What will be the effect on the pocket of common people?

A weak rupee has a direct impact on the common man’s pocket. If the dollar appreciates, it becomes more expensive for India to buy imported goods such as oil, gas and electronics. The impact of this is seen in various commodities ranging from petrol and diesel prices to mobile phones, laptops and home appliances. Moreover, it also increases the risk of inflation. If inflation remains high for a long period of time, it may be difficult for RBI to cut interest rates. As a result, hopes of relief in home loan and auto loan installments are also likely to be delayed.

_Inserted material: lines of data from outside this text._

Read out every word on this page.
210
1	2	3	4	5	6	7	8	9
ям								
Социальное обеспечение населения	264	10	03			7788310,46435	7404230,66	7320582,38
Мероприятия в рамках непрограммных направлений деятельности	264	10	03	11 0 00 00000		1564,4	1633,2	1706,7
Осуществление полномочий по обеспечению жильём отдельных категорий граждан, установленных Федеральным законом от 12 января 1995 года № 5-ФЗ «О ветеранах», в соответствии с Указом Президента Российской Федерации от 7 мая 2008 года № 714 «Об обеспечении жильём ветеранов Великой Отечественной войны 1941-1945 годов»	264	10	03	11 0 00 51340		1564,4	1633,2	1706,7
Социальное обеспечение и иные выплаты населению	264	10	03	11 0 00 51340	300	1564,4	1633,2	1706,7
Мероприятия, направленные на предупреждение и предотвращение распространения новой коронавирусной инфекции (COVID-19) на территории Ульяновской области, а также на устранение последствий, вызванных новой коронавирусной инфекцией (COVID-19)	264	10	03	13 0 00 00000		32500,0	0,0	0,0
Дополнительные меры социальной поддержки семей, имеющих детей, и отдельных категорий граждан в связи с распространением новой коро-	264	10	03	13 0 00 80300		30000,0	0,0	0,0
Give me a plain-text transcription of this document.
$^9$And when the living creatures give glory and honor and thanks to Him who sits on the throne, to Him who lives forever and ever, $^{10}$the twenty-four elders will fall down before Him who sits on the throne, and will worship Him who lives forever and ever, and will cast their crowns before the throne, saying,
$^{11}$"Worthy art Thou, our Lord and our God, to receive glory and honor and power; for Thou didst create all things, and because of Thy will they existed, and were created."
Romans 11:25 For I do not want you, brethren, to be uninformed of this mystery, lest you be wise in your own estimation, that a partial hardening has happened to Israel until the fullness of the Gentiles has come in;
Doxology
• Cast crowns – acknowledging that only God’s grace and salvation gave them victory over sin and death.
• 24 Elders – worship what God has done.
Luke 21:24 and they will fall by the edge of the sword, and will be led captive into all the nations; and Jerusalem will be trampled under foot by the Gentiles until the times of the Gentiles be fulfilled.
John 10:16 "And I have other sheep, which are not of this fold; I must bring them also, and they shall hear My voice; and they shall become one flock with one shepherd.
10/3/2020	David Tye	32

What is the focus of the market right now?

Currently, the market is focused on three main factors. The first factor is the level to which tensions between the US and Iran escalate. Another factor is how long crude oil prices remain high. And the third factor is when and how aggressively the Reserve Bank intervenes. Many brokerages are now predicting that the rupee may depreciate to 96-97 against the dollar. If oil prices remain high and foreign investors continue to sell, pressure on the rupee may increase in the coming period.